Por Marco Tello

Marco Tello En noviembre será un siglo del nacimiento de Albert Camus, Nobel de Literatura en 1957, muerto a los 47 años en un accidente automovilístico 

El sol de la temporada reverbera. En el aire inclemente revolotean de mala gana las palomas. Por un ventanal del restaurante, se observan al otro lado de la calle las paredes recién enjalbegadas de un convento de religiosas en trance de extinción. Es difícil, de ordinario, sustraerse al estremecimiento que provoca la visión de los  altos cristales oscuros y enrejados de un monasterio en abandono. Mas, si es cierto que el angustiarse diferencia al ser humano de los otros animales, para quien llega a una edad amenazada por el cansancio de vivir, en cambio, carece de sentido pensar en la vida eterna, teniendo a la vista la alegría de los niños que juegan en la vereda, el revolotear de las palomas, el esmero con que la sombra impregna en la calzada la línea sinuosa del tejado.  
 
Don Gabriel pasea la vista por el interior del local atestado. No hay espacio libre, salvo un sitio reservado que aguarda a sus ocupantes con la mesa puesta. Como ocurre estos años en los restaurantes de la ciudad, sobre todo en aquellos de nombre extravagante -engañoso a veces como el título en el periódico-, puede asegurarse que también aquí una buena parte de la concurrencia es extranjera. Al contrario de lo que parece, no es que sus lenguas exijan una intensidad que resulta exagerada para el oyente nativo, sino que, por lo general, los que llegan de otros países atraídos por el encanto de la urbe pertenecen a la tercera edad, de tal modo que son las deficiencias auditivas las que les obligan a elevar la voz. De cualquier manera, en la mesa contigua nadie por lo visto escucha a nadie; pues todos los ocupantes hablan, a la vez, o ríen con estrépito a un mismo tiempo, golpeando la cabeza contra el respaldo de la silla. Uno de ellos, sin embargo, se inclina de pronto, pensativo, como si hubiera olvidado el motivo de la risa.
 
Mientras aguarda el  pedido, don Gabriel se coloca los anteojos para revisar la edición dominguera del periódico. Lo despliega con parsimonia en toda su amplitud, dejando al descubierto unas muñecas de venas herrumbradas. Al comienzo, se entretiene en los grandes títulos; pero le llama particularmente la atención una nota, en página interior, que informa sobre el centenario del nacimiento de Albert Camus, el próximo siete de noviembre. Acompañan a la información algunos datos:
 
la colonia francesa de Argel, la orfandad, la pobreza, la pasión por el deporte; la militancia política, la vocación literaria, el premio Nobel de Literatura, 1957 y, por supuesto, la muerte, a los 47 años de edad,  en el automóvil en que iba a París con su amigo Gallimard. Entre sus obras, la nota destaca “El extranjero” (1942) y de “La peste” (1947).
 
A don Gabriel le deja de preocupar la demora mortificante del pedido.
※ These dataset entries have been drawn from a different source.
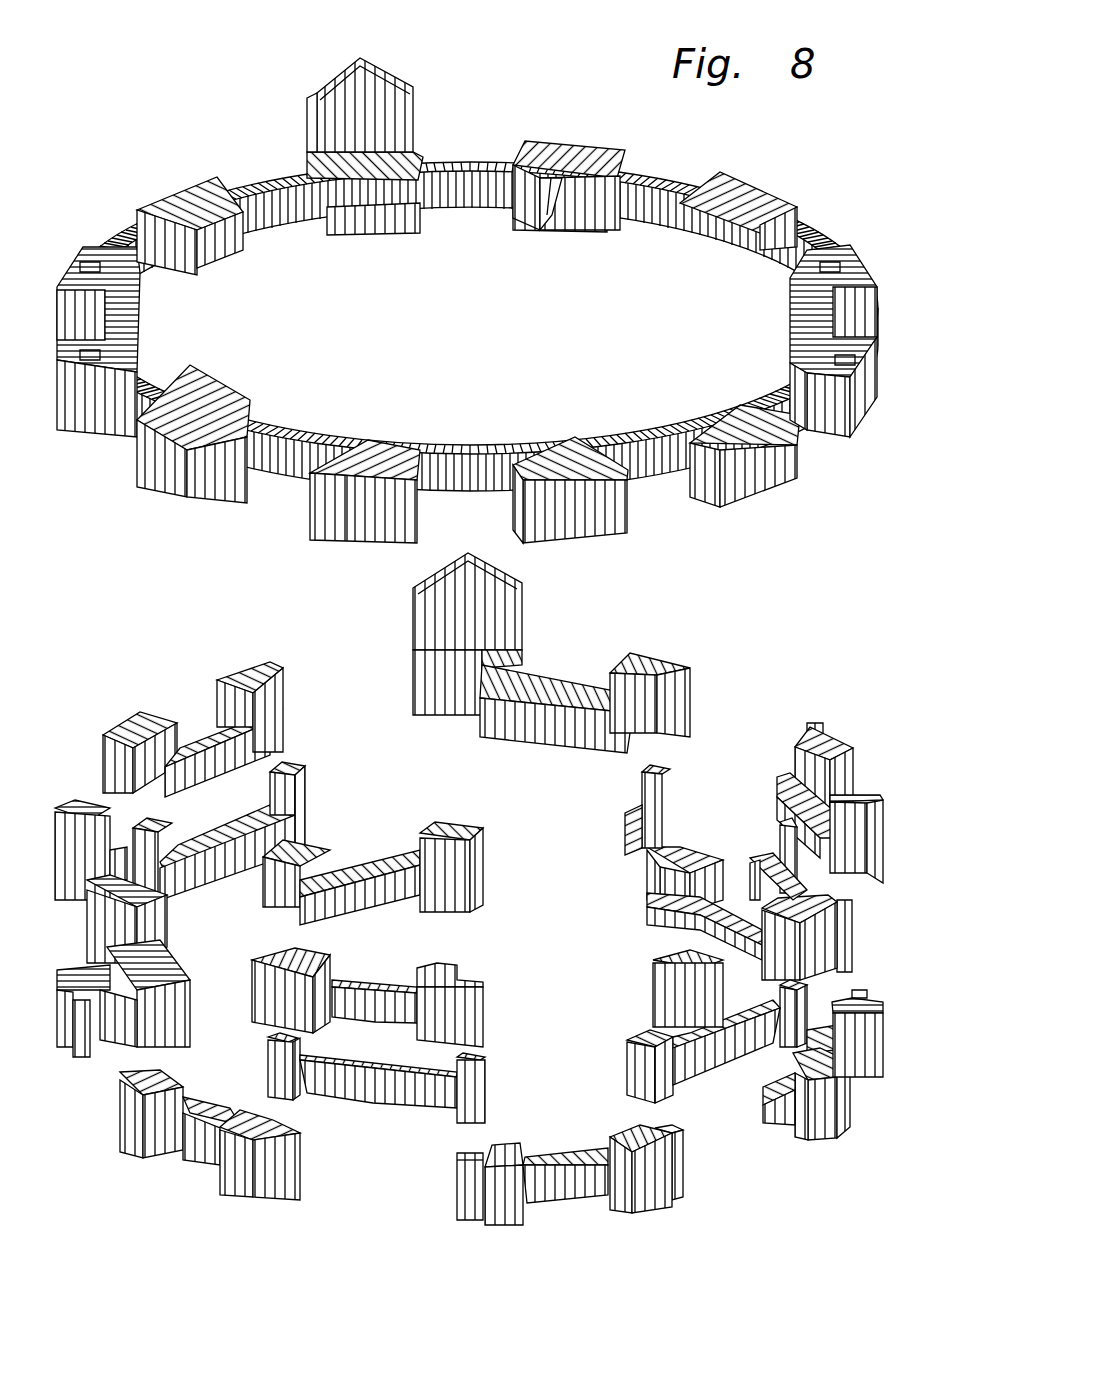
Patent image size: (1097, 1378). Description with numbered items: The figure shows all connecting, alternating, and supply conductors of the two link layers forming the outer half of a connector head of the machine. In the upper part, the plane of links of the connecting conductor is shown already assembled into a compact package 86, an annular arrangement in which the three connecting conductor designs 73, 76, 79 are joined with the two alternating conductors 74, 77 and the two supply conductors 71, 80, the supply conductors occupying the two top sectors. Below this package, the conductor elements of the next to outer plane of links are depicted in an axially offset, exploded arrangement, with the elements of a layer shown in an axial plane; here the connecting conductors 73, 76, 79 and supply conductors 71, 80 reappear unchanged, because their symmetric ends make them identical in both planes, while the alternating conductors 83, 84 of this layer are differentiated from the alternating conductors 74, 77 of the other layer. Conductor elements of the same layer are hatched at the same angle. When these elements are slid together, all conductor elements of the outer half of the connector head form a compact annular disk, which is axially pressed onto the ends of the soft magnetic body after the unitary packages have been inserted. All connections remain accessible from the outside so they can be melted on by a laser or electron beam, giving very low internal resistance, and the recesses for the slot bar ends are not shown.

The supply conductor 71 is at (345, 100).
The connecting conductor 73 is at (757, 210).
The alternating conductor 74 is at (528, 158).
The connecting conductor 76 is at (637, 182).
The alternating conductor 77 is at (223, 197).
The connecting conductor 79 is at (222, 217).
The supply conductor 80 is at (557, 197).
The alternating conductor 83 is at (638, 668).
The alternating conductor 84 is at (400, 860).
The compact package 86 is at (172, 468).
En su imaginación reina ahora la figura inesperada de Camus, cuyas obras, precisamente las destacadas en la nota, ha leído, ha releído, y no sabe si algún día las dejará de leer. La última vez que reabrió “La peste”, le sorprendió esta irónica premonición puesta en boca de Cottard: “No habrá visto nunca morir a un canceroso de un accidente de automóvil” (aunque Camus no padeció de cáncer sino de tuberculosis).     
 
Otros personajes acuden a la mente, cada uno en un papel humano fundamental en la lucha contra la epidemia, sobre todo cuando la muerte, adueñada ya de Orán, siembra el miedo y luego la indiferencia. Recuerda al abnegado doctor Rieux y su implacable rebeldía contra la idea de un Dios que permite morir de modo indiscriminado a inocentes y a culpables. Recuerda al padre Paneloux, no menos abnegado, pero tan ciegamente sometido a la voluntad divina al punto de dejarse morir sin asistencia médica. Recuerda al severo juez Othon, quien habiendo cumplido el tiempo de cuarentena por la muerte de su tierno hijo, pide que en vez de retornar a los legajos de su oficio le permitan volver como ayudante voluntario al mismo campo de donde acababa de salir.
 
Otros sentimientos de terror universal nos amenazan –reflexiona don Gabriel Alero-. Y cree que Camus puede ayudarnos a enfrentar el miedo colectivo, sin molestarle a Dios. 
 
-A la pobre idea que tenemos de Dios al creer que estamos hechos a imagen y semejanza suya –piensa casi en voz alta. Inconscientemente, se ha puesto a limpiar con prolijidad los cubiertos, tal como lo hace, en otro restaurante, un personaje de Camus.